= Churchill Kohlman =

American songwriter

Churchill Kohlman (January 28, 1906 – May 25, 1983) was an African American songwriter who wrote Johnnie Ray's 1951 hit, "Cry" while working in a Pittsburgh dry cleaning factory as the night watchman. He would visit the local piano teacher, Margaret McClintock, to transcibe his ideas.

Royalties from "Cry" were the subject of a bitter legal dispute between Kohlman and Perry Alexander, owner of music publisher Mellow Music. Alexander was ordered by arbitrators to pay Kohlman $15,331.24 to settle the dispute in 1953.

Kohlman wrote hundreds of other songs, but none achieved the success of "Cry".
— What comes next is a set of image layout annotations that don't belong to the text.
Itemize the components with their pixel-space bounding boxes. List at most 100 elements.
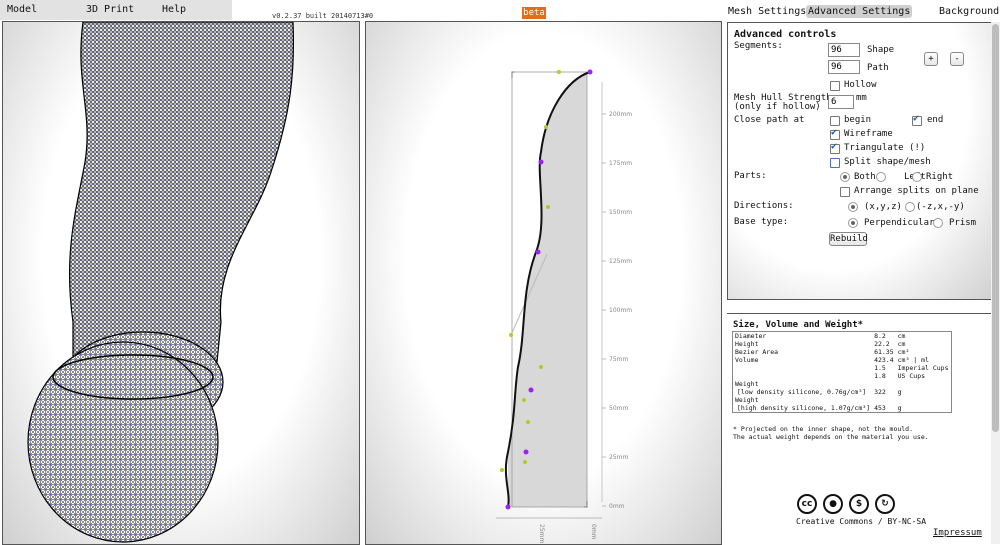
mesh-3d-view[interactable] (2, 21, 360, 545)
size-cell: 61.35 (874, 348, 894, 356)
size-cell: cm³ | ml (897, 356, 929, 364)
split-checkbox[interactable] (830, 158, 840, 168)
size-row: 1.8 US Cups (733, 372, 952, 380)
control-point[interactable] (538, 159, 544, 165)
size-volume-panel: Size, Volume and Weight* Diameter 8.2 cm He… (727, 313, 991, 545)
size-row: Volume 423.4 cm³ | ml (733, 356, 952, 364)
high-density-unit: g (897, 404, 902, 412)
sa-icon: ↻ (875, 494, 895, 514)
handle-point[interactable] (544, 125, 548, 129)
plus-button[interactable]: + (924, 52, 938, 66)
split-label: Split shape/mesh (844, 157, 931, 167)
control-point[interactable] (587, 69, 593, 75)
scrollbar-thumb[interactable] (992, 24, 999, 432)
hollow-checkbox[interactable] (830, 81, 840, 91)
direction-zxy-radio[interactable] (905, 202, 915, 212)
handle-point[interactable] (557, 70, 561, 74)
handle-point[interactable] (539, 365, 543, 369)
end-label: end (927, 115, 944, 125)
advanced-heading: Advanced controls (734, 29, 837, 40)
ruler-tick-label: 125mm (609, 258, 632, 265)
menu-model[interactable]: Model (7, 4, 37, 15)
size-heading: Size, Volume and Weight* (733, 320, 864, 330)
size-cell (733, 372, 873, 380)
mesh-hull-input[interactable] (828, 95, 854, 109)
shape-segments-input[interactable] (828, 43, 860, 57)
parts-both-radio[interactable] (840, 172, 850, 182)
bottom-ruler-label: 0mm (590, 524, 597, 540)
parts-label: Parts: (734, 171, 767, 181)
tab-mesh-settings[interactable]: Mesh Settings (726, 5, 808, 18)
size-cell: Height (735, 340, 759, 348)
end-checkbox[interactable] (912, 113, 922, 126)
size-cell: 8.2 (874, 332, 886, 340)
projection-note: * Projected on the inner shape, not the … (733, 425, 914, 433)
direction-xyz-radio[interactable] (848, 202, 858, 212)
control-point[interactable] (505, 504, 511, 510)
ruler-tick-label: 50mm (609, 405, 628, 412)
control-point[interactable] (535, 249, 541, 255)
tab-advanced-settings[interactable]: Advanced Settings (806, 5, 913, 18)
advanced-controls-panel: Advanced controls Segments: Shape Path +… (727, 22, 993, 300)
size-cell: cm² (897, 348, 910, 356)
handle-point[interactable] (522, 398, 526, 402)
begin-checkbox[interactable] (830, 116, 840, 126)
weight-label: Weight (735, 380, 759, 388)
parts-left-radio[interactable] (876, 172, 886, 182)
ruler-tick-label: 0mm (609, 503, 625, 510)
menu-3d-print[interactable]: 3D Print (86, 4, 134, 15)
path-editor[interactable]: 200mm 175mm 150mm 125mm 100mm 75mm 50mm 25mm 0mm… (365, 21, 722, 545)
control-point[interactable] (528, 387, 534, 393)
path-segments-input[interactable] (828, 60, 860, 74)
menu-bar: Model 3D Print Help (0, 0, 232, 20)
path-label: Path (867, 63, 889, 73)
segments-label: Segments: (734, 41, 783, 51)
control-point[interactable] (523, 449, 529, 455)
handle-point[interactable] (509, 333, 513, 337)
size-cell: 423.4 (874, 356, 894, 364)
wireframe-checkbox[interactable] (830, 127, 840, 140)
minus-button[interactable]: - (950, 52, 964, 66)
base-prism-radio[interactable] (933, 218, 943, 228)
size-cell (733, 364, 873, 372)
beta-badge: beta (522, 7, 546, 19)
hollow-label: Hollow (844, 80, 877, 90)
base-perpendicular-radio[interactable] (848, 218, 858, 228)
version-label: v0.2.37 built 20140713#0 (272, 12, 374, 20)
license-text[interactable]: Creative Commons / BY-NC-SA (796, 517, 926, 526)
size-row: Diameter 8.2 cm (733, 332, 952, 341)
size-cell: Imperial Cups (897, 364, 949, 372)
bezier-editor-svg[interactable]: 200mm 175mm 150mm 125mm 100mm 75mm 50mm 25mm 0mm… (366, 22, 721, 544)
size-cell: Volume (735, 356, 759, 364)
directions-label: Directions: (734, 201, 794, 211)
impressum-link[interactable]: Impressum (933, 528, 982, 538)
mesh-hull-sublabel: (only if hollow) (734, 102, 821, 112)
handle-point[interactable] (500, 468, 504, 472)
material-note: The actual weight depends on the materia… (733, 433, 929, 441)
direction-zxy-label: (-z,x,-y) (916, 202, 965, 212)
triangulate-checkbox[interactable] (830, 141, 840, 154)
scrollbar[interactable] (991, 22, 1000, 544)
handle-point[interactable] (523, 460, 527, 464)
parts-both-label: Both (854, 172, 876, 182)
rebuild-button[interactable]: Rebuild (829, 232, 868, 246)
size-cell: cm (897, 332, 906, 340)
handle-point[interactable] (546, 205, 550, 209)
ruler-tick-label: 100mm (609, 307, 632, 314)
size-cell: Bezier Area (735, 348, 779, 356)
arrange-splits-checkbox[interactable] (840, 187, 850, 197)
size-row: Height 22.2 cm (733, 340, 952, 348)
by-icon: ● (823, 494, 843, 514)
low-density-value: 322 (874, 388, 886, 396)
parts-right-radio[interactable] (912, 172, 922, 182)
handle-point[interactable] (526, 420, 530, 424)
size-cell: 1.8 (874, 372, 886, 380)
low-density-label: [low density silicone, 0.76g/cm³] (737, 388, 867, 396)
low-density-unit: g (897, 388, 902, 396)
tab-background[interactable]: Background (937, 5, 1000, 18)
menu-help[interactable]: Help (162, 4, 186, 15)
size-table: Diameter 8.2 cm Height 22.2 cm Bezier Area 61.3… (732, 331, 952, 413)
mesh-wireframe (27, 22, 295, 543)
close-path-label: Close path at (734, 115, 805, 125)
ruler-tick-label: 200mm (609, 111, 632, 118)
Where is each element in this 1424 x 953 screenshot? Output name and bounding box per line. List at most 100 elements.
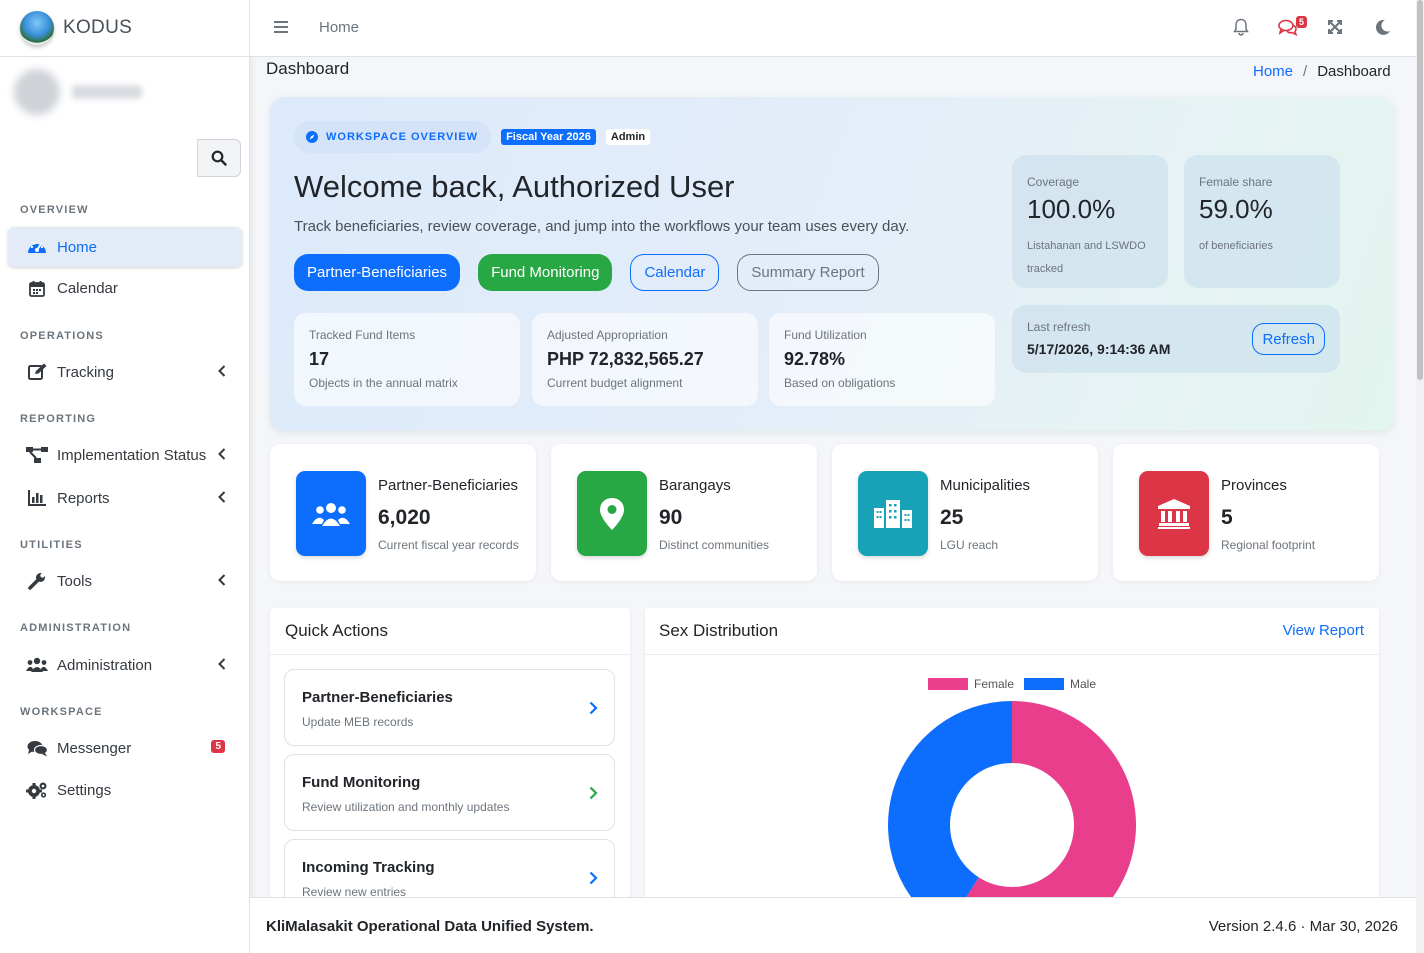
breadcrumb: Home / Dashboard [1253, 63, 1391, 80]
scrollbar-thumb[interactable] [1417, 0, 1423, 380]
mini-card-label: Fund Utilization [784, 328, 867, 342]
refresh-button[interactable]: Refresh [1252, 323, 1325, 355]
summary-report-button[interactable]: Summary Report [737, 254, 879, 291]
nav-header-operations: OPERATIONS [20, 330, 104, 342]
chevron-right-icon [589, 786, 598, 800]
sidebar-item-label: Administration [57, 656, 153, 674]
info-box-sub: LGU reach [940, 538, 999, 552]
info-box-sub: Regional footprint [1221, 538, 1316, 552]
sidebar-item-settings[interactable]: Settings [8, 770, 242, 810]
breadcrumb-home-link[interactable]: Home [1253, 63, 1293, 80]
user-name-blurred [72, 85, 142, 99]
chevron-left-icon [218, 574, 226, 586]
breadcrumb-current: Dashboard [1317, 63, 1391, 80]
quick-action-fund-monitoring[interactable]: Fund Monitoring Review utilization and m… [284, 754, 615, 831]
sidebar-item-tools[interactable]: Tools [8, 561, 242, 601]
sidebar-item-label: Settings [57, 781, 112, 799]
brand-link[interactable]: KODUS [0, 0, 249, 57]
partner-beneficiaries-button[interactable]: Partner-Beneficiaries [294, 254, 461, 291]
mini-card-label: Tracked Fund Items [309, 328, 416, 342]
fund-monitoring-button[interactable]: Fund Monitoring [478, 254, 613, 291]
info-box-text: Barangays 90 Distinct communities [659, 477, 769, 552]
map-marker-icon [577, 471, 647, 556]
quick-actions-title: Quick Actions [270, 608, 630, 655]
sidebar-item-label: Implementation Status [57, 446, 207, 464]
sidebar-item-home[interactable]: Home [8, 227, 242, 267]
mini-card-label: Adjusted Appropriation [547, 328, 668, 342]
sidebar-item-label: Calendar [57, 279, 118, 297]
search-icon [211, 150, 227, 166]
fullscreen-icon[interactable] [1328, 20, 1342, 34]
user-panel[interactable] [0, 57, 249, 127]
comments-icon[interactable] [1278, 19, 1298, 36]
info-box-label: Partner-Beneficiaries [378, 477, 519, 494]
hero-button-row: Partner-Beneficiaries Fund Monitoring Ca… [294, 254, 879, 291]
role-badge: Admin [605, 129, 651, 145]
nav-header-overview: OVERVIEW [20, 204, 89, 216]
compass-icon [306, 131, 318, 143]
info-box-label: Provinces [1221, 477, 1287, 494]
workspace-overview-hero: WORKSPACE OVERVIEW Fiscal Year 2026 Admi… [270, 97, 1394, 431]
info-box-text: Municipalities 25 LGU reach [940, 477, 1030, 552]
dashboard-gauge-icon [26, 237, 48, 257]
info-box-value: 5 [1221, 506, 1233, 529]
info-box-value: 90 [659, 506, 683, 529]
footer-system-name: KliMalasakit Operational Data Unified Sy… [266, 918, 594, 935]
quick-action-partner-beneficiaries[interactable]: Partner-Beneficiaries Update MEB records [284, 669, 615, 746]
coverage-card: Coverage 100.0% Listahanan and LSWDO tra… [1012, 155, 1168, 288]
info-box-sub: Current fiscal year records [378, 538, 519, 552]
sidebar-item-calendar[interactable]: Calendar [8, 268, 242, 308]
quick-actions-card: Quick Actions Partner-Beneficiaries Upda… [270, 608, 630, 908]
bell-icon[interactable] [1233, 18, 1249, 36]
welcome-heading: Welcome back, Authorized User [294, 169, 735, 204]
page-title: Dashboard [266, 59, 350, 78]
sidebar-item-label: Reports [57, 489, 110, 507]
female-share-value: 59.0% [1199, 194, 1273, 224]
chevron-left-icon [218, 658, 226, 670]
chevron-left-icon [218, 448, 226, 460]
coverage-sub: Listahanan and LSWDO tracked [1027, 240, 1146, 275]
moon-icon[interactable] [1375, 19, 1391, 35]
chevron-left-icon [218, 491, 226, 503]
adjusted-appropriation-card: Adjusted Appropriation PHP 72,832,565.27… [532, 313, 758, 406]
calendar-button[interactable]: Calendar [630, 254, 720, 291]
coverage-value: 100.0% [1027, 194, 1116, 224]
calendar-icon [26, 278, 48, 298]
sidebar-item-reports[interactable]: Reports [8, 478, 242, 518]
welcome-subtitle: Track beneficiaries, review coverage, an… [294, 218, 910, 235]
sidebar-item-administration[interactable]: Administration [8, 645, 242, 685]
female-share-sub: of beneficiaries [1199, 240, 1273, 252]
chevron-left-icon [218, 365, 226, 377]
quick-action-title: Partner-Beneficiaries [302, 689, 453, 706]
coverage-label: Coverage [1027, 175, 1080, 189]
tracked-fund-items-card: Tracked Fund Items 17 Objects in the ann… [294, 313, 520, 406]
fiscal-year-badge: Fiscal Year 2026 [501, 129, 596, 145]
search-input[interactable] [8, 139, 197, 177]
mini-card-sub: Based on obligations [784, 376, 896, 390]
sidebar-item-messenger[interactable]: Messenger 5 [8, 728, 242, 768]
top-navbar: Home 5 [250, 0, 1416, 57]
mini-card-sub: Current budget alignment [547, 376, 683, 390]
fund-utilization-card: Fund Utilization 92.78% Based on obligat… [769, 313, 995, 406]
project-diagram-icon [26, 445, 48, 465]
topnav-home-link[interactable]: Home [319, 19, 359, 36]
sidebar-item-label: Home [57, 238, 98, 256]
sidebar-item-tracking[interactable]: Tracking [8, 352, 242, 392]
brand-logo [20, 11, 54, 45]
quick-action-sub: Review utilization and monthly updates [302, 800, 510, 814]
page-scrollbar[interactable] [1416, 0, 1424, 953]
mini-card-value: 92.78% [784, 349, 846, 369]
donut-slice-male[interactable] [888, 701, 1012, 908]
quick-action-title: Incoming Tracking [302, 859, 435, 876]
city-icon [858, 471, 928, 556]
chevron-right-icon [589, 701, 598, 715]
search-button[interactable] [197, 139, 241, 177]
sex-distribution-donut-chart [888, 701, 1136, 908]
info-box-label: Barangays [659, 477, 731, 494]
sidebar-item-label: Tools [57, 572, 93, 590]
brand-name: KODUS [63, 17, 133, 38]
nav-header-administration: ADMINISTRATION [20, 622, 132, 634]
hamburger-menu-icon[interactable] [274, 20, 288, 34]
messenger-badge: 5 [211, 740, 225, 753]
sidebar-item-implementation-status[interactable]: Implementation Status [8, 435, 242, 475]
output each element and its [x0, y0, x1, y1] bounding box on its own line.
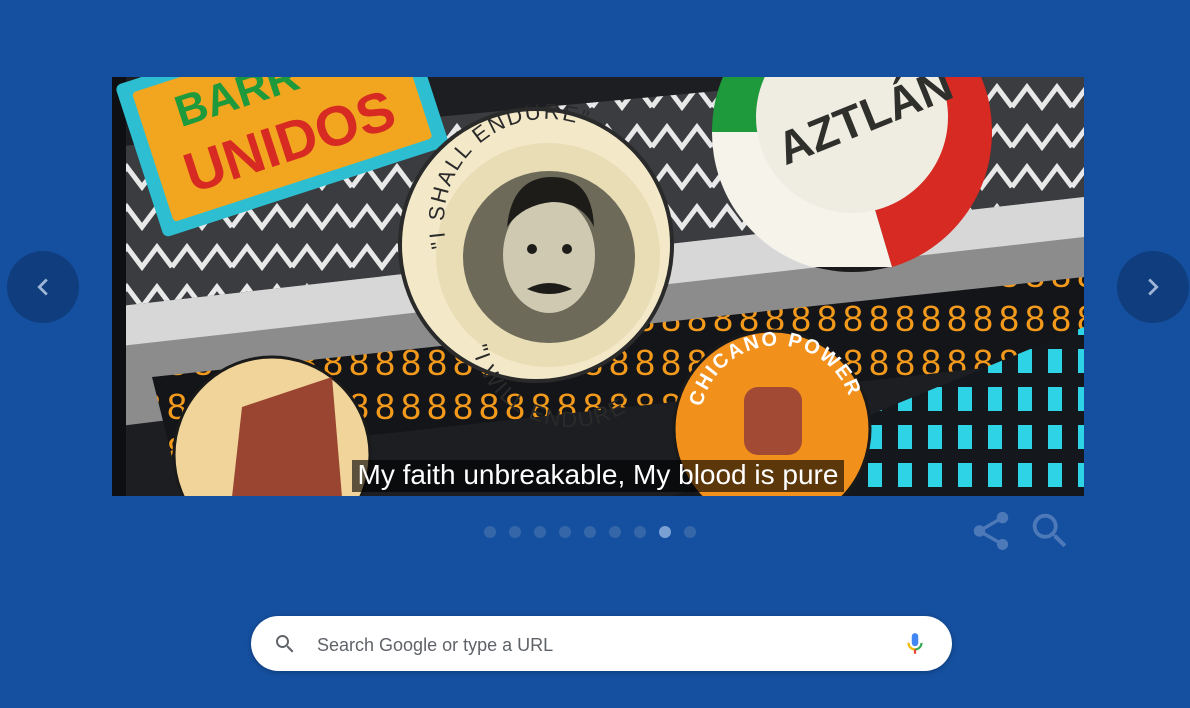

Churchill had the following siblings: Homer Kohlman (1907–1985); and Alyse Kohlman Klaytor. After his success with "Cry", he was a correspondent for Prevue, a Chicago-based show-business magazine. He married Viola (1915–1995) and had the following children: Phyllis Kohlman O'Leary and Eleanor Kohlman Smith; and Carl Kohlman. He died under the name Charles Kohlman of a heart attack in 1983, at 77 years old, in the Point Breeze neighborhood of Pittsburgh. His grave is at Homewood Cemetery in Point Breeze.

==Popular culture==
- The Johnnie Ray version of "Cry" was used in the 1987 Ridley Scott film, Someone to Watch Over Me.

==Other versions==
- Ronnie Dove recorded the song in 1966, and his version was a Top 20 hit on the Hot 100 and Easy Listening charts. He performed the song on The Ed Sullivan Show the following year.
- Kevin Coyne recorded a version of the song for his 1978 album Dynamite Daze.